In his answer to the lawsuit, Dugal, represented by city attorneys, admits he thought Savage was Green, and went to arrest him based on that, but said that was an honest mistake, which he is allowed to make under the Constitution and court rulings, and said the charges he brought against Savage were based on his actions after being approached. He said Savage refused to say who he was, which was part of the probable cause to arrest him:
Officer Dugal asked for the Plaintiff's name. Plaintiff did not provide an answer but instead shouted curses at Officer Dugal. Officer Dugal explained that Plaintiff looked like someone, Robert Green, for whom a warrant had issued. Officer Dugal asked Plaintiff for identification, which Plaintiff refused to provide. Plaintiff began to walk away. Officer Dugal still believed Plaintiff to be Robert Green and followed him, continuing to ask for Plaintiff's identification. Plaintiff shouted at people in the area words to the following effect: "This guy keeps f---ing with me; watch what happens," and "you better stop f---ing with me or else." This was a public area which was heavily trafficked in the early morning hours.
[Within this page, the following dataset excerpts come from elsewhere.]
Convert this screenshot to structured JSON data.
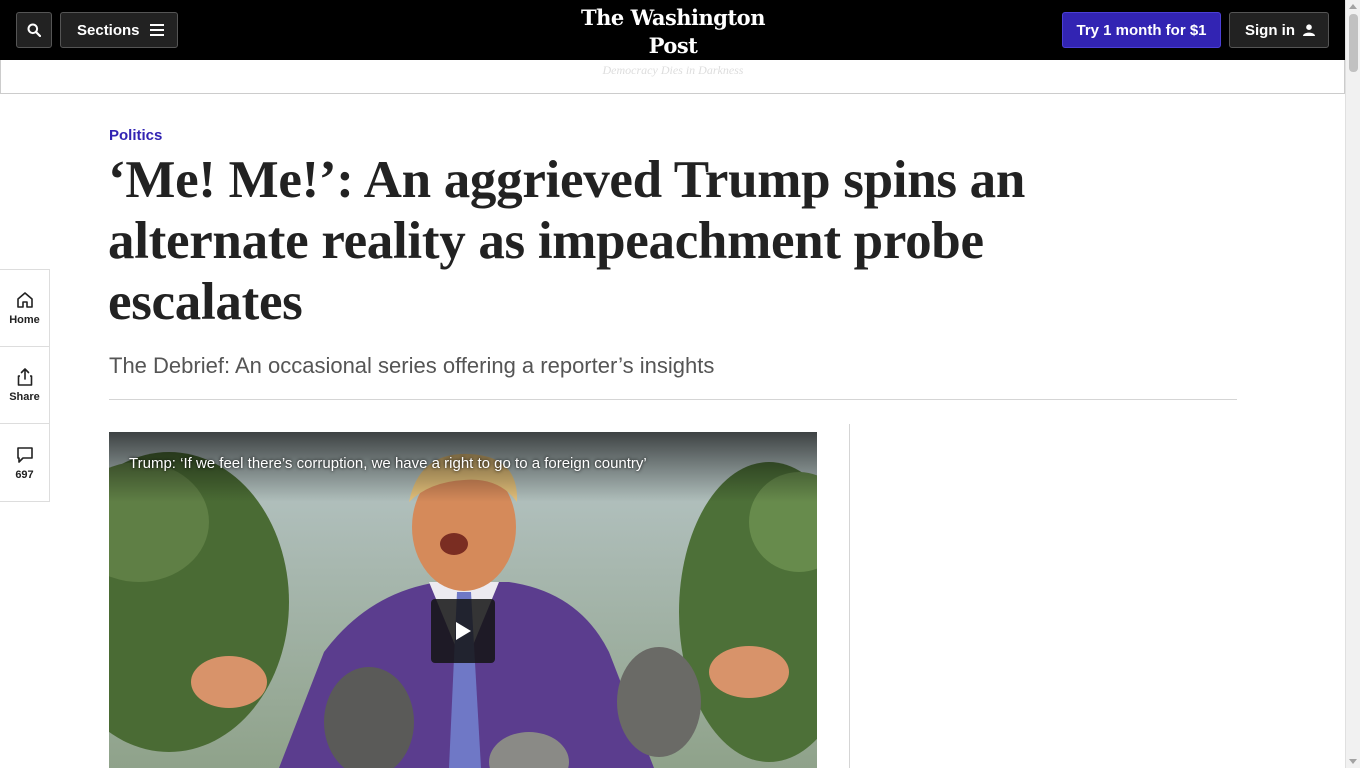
{
  "nav": {
    "sections_label": "Sections",
    "logo": "The Washington Post",
    "tagline": "Democracy Dies in Darkness",
    "try_label": "Try 1 month for $1",
    "signin_label": "Sign in"
  },
  "rail": {
    "home_label": "Home",
    "share_label": "Share",
    "comments_count": "697"
  },
  "article": {
    "kicker": "Politics",
    "headline": "‘Me! Me!’: An aggrieved Trump spins an alternate reality as impeachment probe escalates",
    "dek": "The Debrief: An occasional series offering a reporter’s insights"
  },
  "video": {
    "caption": "Trump: ‘If we feel there’s corruption, we have a right to go to a foreign country’"
  },
  "colors": {
    "accent": "#3224b3",
    "nav_bg": "#000000"
  }
}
At the intersection of Boylston Street and Head Place [the alley next to St. Francis House], Plaintiff turned around, assumed a bladed stance, and stepped towards Officer Dugal with his fists clenched. Officer Dugal put his hands on Plaintiff's forearms to prevent Plaintiff from raising his arms to assault him. Plaintiff attempted to push off Officer Dugal. Plaintiff continued shouting, yelling, and trying to get the attention of people nearby.
At that point, Officer Dugal decided to place Plaintiff, whom he still believed was possibly Robert Green, under arrest. He asked Plaintiff to put his arms behind his back. Plaintiff refused to put his arms behind his back, and instead flailed his arms and struggled with Officer Dugal, who then yelled to his partner for help. In the meantime, Plaintiff continued pushing off Officer Dugal and pushed Officer Dugal in the chest. At this point, Officer Dugal intended to arrest Plaintiff for disorderly conduct, assault and battery on a public employee, and resisting arrest.
Dugal said that during the ride to District A-1, Savage kicked the cruiser's window; then, during booking, threatened to rape officers with their own guns. He added he learned Savage's real identity during booking, but decided to seek criminal complaints against him for his actions during and after his arrest.